Richard explained that River Cottage sources a majority of produce either from the farm itself, or the two neighbouring farms, thinking in terms of ‘food feet’ rather than ‘food miles’. The kohlrabi Richard used were the ones we’d seen in the kitchen garden an hour before; the poached eggs we’d enjoyed on our arrival were collected from the chicken run 10 minutes before we arrived. Food really doesn’t get any fresher, and this was reflected in the delicious flavours.
Our tutor then showed us how to make ‘Bread and Butter Pickles’; so delicious, sweet and cooling, without any acidity or burn. They’re so named because they were a staple during the Great Depression; in the absence of bread, people used two layers of pickles to make a sandwich out of whatever was to hand – or even just ate them on their own. We used cucumbers, but they’d be a fabulous way to make the most of the summer courgette glut.
River Cottage Bread and Butter Pickles
3 small cucumbers
500ml cider vinegar
500ml water
Sugar 200-250g (according to taste)
1 heaped dessertspoon turmeric
1 heaped dessertspoon celery seeds
1 heaped dessertspoon mustard seeds (or Dijon mustard)
Few sprigs thyme
1 large onion
2 cloves garlic, crushed
Generous sprinkle of sea salt
- Chop the cucumbers on the diagonal, add to cider vinegar, water and sugar in a pan.
- Add the turmeric, celery seeds, mustard and thyme.
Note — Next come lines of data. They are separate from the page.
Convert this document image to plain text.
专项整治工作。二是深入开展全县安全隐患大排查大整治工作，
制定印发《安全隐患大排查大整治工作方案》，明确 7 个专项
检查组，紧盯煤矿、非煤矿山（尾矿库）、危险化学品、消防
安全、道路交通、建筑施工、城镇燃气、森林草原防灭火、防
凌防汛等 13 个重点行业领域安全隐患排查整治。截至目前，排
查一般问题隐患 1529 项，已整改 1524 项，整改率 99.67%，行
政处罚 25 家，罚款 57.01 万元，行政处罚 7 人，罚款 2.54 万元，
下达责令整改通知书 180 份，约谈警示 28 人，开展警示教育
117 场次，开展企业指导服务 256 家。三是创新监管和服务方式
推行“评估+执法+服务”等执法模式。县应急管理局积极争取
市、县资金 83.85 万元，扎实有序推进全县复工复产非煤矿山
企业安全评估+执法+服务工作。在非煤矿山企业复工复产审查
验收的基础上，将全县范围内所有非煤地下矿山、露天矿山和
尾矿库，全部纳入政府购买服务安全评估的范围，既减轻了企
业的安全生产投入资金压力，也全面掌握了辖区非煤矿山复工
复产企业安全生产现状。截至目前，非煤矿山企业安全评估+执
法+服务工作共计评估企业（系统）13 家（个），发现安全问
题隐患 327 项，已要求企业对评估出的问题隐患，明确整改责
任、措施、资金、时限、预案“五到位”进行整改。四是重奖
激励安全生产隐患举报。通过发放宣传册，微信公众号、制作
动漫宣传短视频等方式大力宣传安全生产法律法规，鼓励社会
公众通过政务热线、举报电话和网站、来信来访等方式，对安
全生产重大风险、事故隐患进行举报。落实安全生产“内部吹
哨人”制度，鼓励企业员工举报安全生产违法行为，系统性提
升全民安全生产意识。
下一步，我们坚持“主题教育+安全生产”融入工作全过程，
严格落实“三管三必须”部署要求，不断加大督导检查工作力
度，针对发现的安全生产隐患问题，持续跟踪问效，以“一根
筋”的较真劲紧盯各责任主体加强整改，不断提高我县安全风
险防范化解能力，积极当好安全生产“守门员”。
Bring to the boil, then simmer over a low heat.
- While this is heating, finely slice the onion. Crush the garlic cloves under the flat blade of a knife, remove skins.
- Remove the mixture from the heat. Add the onion, garlic and salt.
- Pour into a sterilised jar, and when it’s cool, store it in the fridge. The pickles will be ready to eat in a week to ten days.
Delicious!
o0o
With thanks to the Garden Media Guild from arranging this inspiring trip, and of course many thanks too to the wonderful team at River Cottage, who looked after us so well and made our visit so very enjoyable.